Abstract

The socially calculated Asian body is an abstract discursive space bridging early twentieth- and twenty-first-century Pan-Asianism across multiple scientific understandings of race and ethnicity. In the early twentieth century, the pan-Asian body was a static, statistical taxonomy of precisely measured blood and body parts. As an administrative tool of empire and nation building, the quantitatively defined Asian was plotted along Cartesian coordinates of racial purity. By the twenty-first century, new computational technologies flexibly supported both national and transcendent pan-Asian ethnic identities by constructing regional populations as dynamic probabilistic clusters over time. This paper focuses on how the Pan-Asian SNP Consortium (PASNP) of the Human Genome Organisation (HUGO), the first inter-Asian genomics collaboration, embodied a revival of Pan-Asianism in both the members' collaborative network and scientific research.
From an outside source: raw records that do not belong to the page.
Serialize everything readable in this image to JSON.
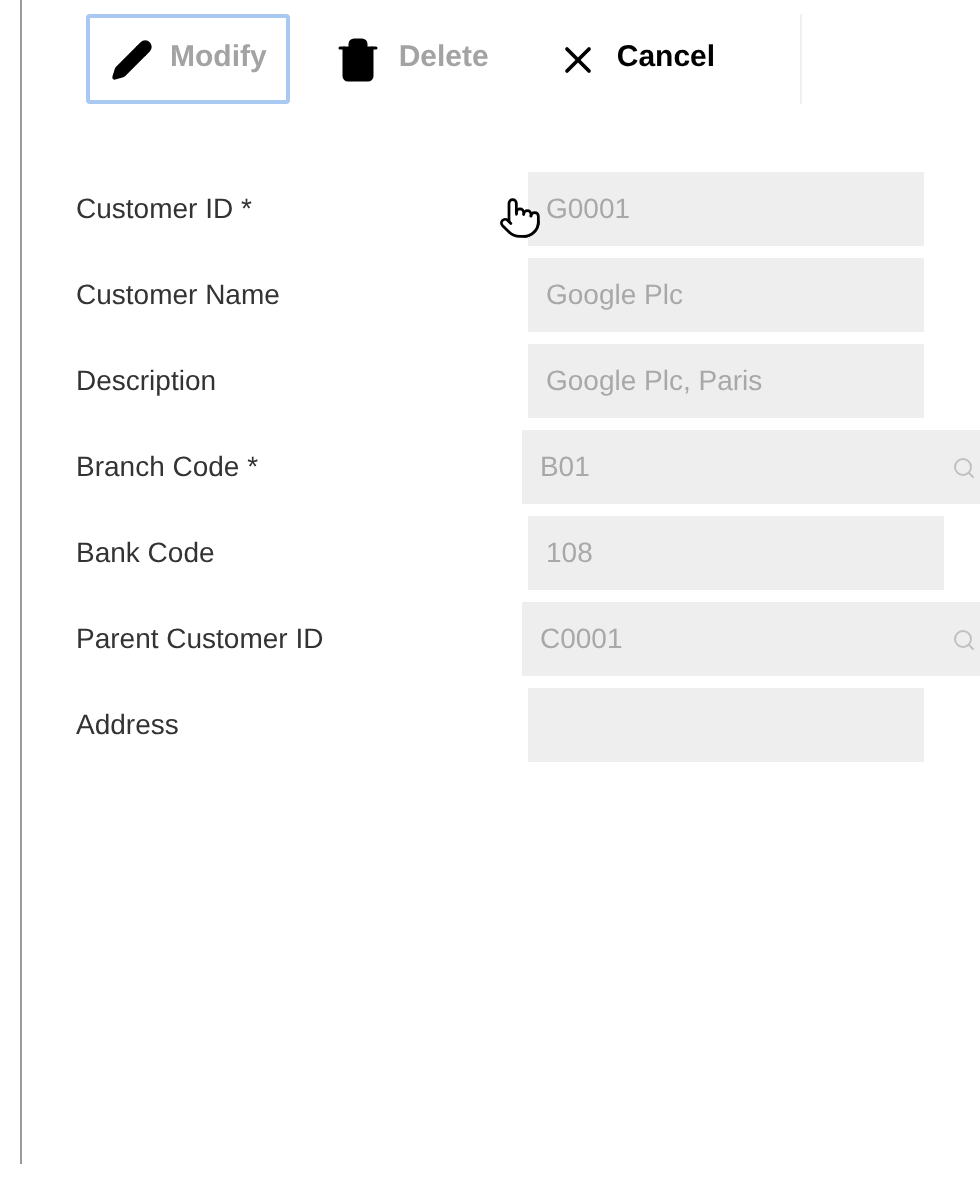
{
  "toolbar": [
    {
      "kind": "modify",
      "label": "Modify",
      "focused": true,
      "disabled": true
    },
    {
      "kind": "delete",
      "label": "Delete",
      "focused": false,
      "disabled": true
    },
    {
      "kind": "cancel",
      "label": "Cancel",
      "focused": false,
      "disabled": false
    }
  ],
  "fields": [
    {
      "label": "Customer ID *",
      "value": "G0001",
      "kind": "text",
      "disabled": true
    },
    {
      "label": "Customer Name",
      "value": "Google Plc",
      "kind": "text",
      "disabled": true
    },
    {
      "label": "Description",
      "value": "Google Plc, Paris",
      "kind": "text",
      "disabled": true
    },
    {
      "label": "Branch Code *",
      "value": "B01",
      "kind": "lookup",
      "disabled": true
    },
    {
      "label": "Bank Code",
      "value": "108",
      "kind": "wide",
      "disabled": true
    },
    {
      "label": "Parent Customer ID",
      "value": "C0001",
      "kind": "lookup",
      "disabled": true
    },
    {
      "label": "Address",
      "kind": "text",
      "disabled": true
    }
  ]
}
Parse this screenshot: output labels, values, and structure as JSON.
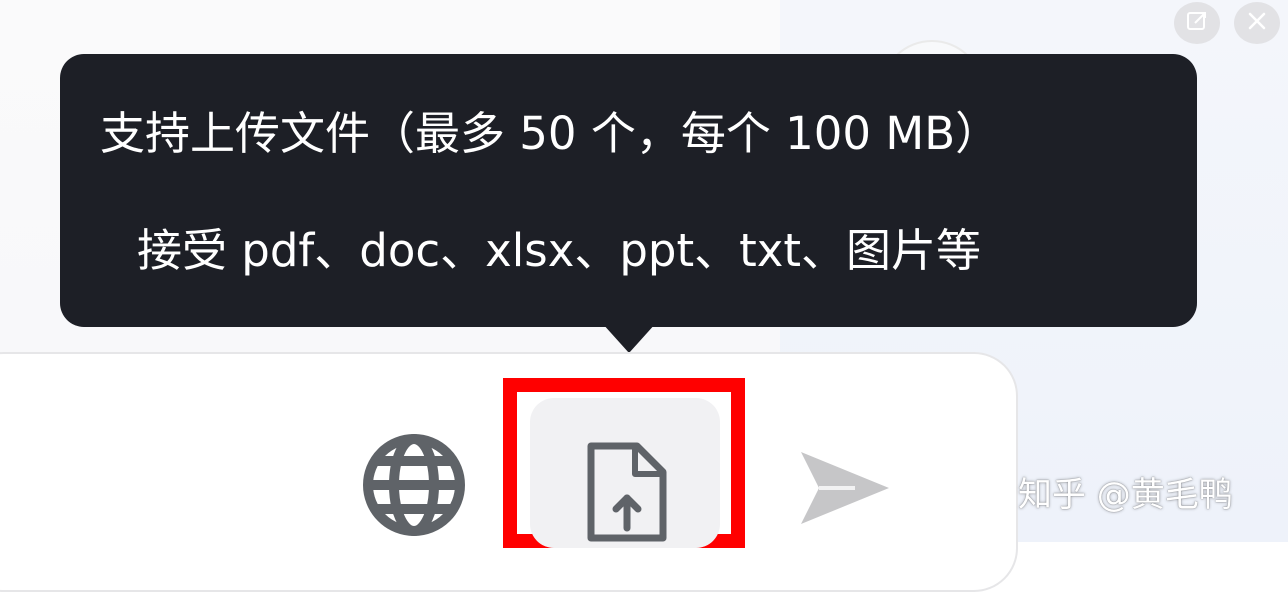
{
  "tooltip": {
    "line1": "支持上传文件（最多 50 个，每个 100 MB）",
    "line2": "接受 pdf、doc、xlsx、ppt、txt、图片等"
  },
  "icons": {
    "edit": "edit-window-icon",
    "close": "close-icon",
    "globe": "globe-icon",
    "upload": "file-upload-icon",
    "send": "send-icon"
  },
  "colors": {
    "tooltip_bg": "#1d1f26",
    "highlight_border": "#ff0000",
    "icon_gray": "#5f6368",
    "send_disabled": "#c6c6c8"
  },
  "watermark": "知乎 @黄毛鸭"
}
As a network of scientists, the PASNP members heralded the spirit of regional cooperation to bring about the rise of a pan-Asian research area in science. Through their research, the members reflexively calculated a new narrative of the shared ethnic origin and genetic unity of the region. Biochip data, probabilistic clustering algorithms, and computer simulations in the hands of Asian scientists calculated that the region was most likely populated as a single wave of historical migration. This overturned the dominant theory supported by Western-led international projects that divided Asian populations. The PASNP thus mapped the metageography of Pan-Asianism through big data computation.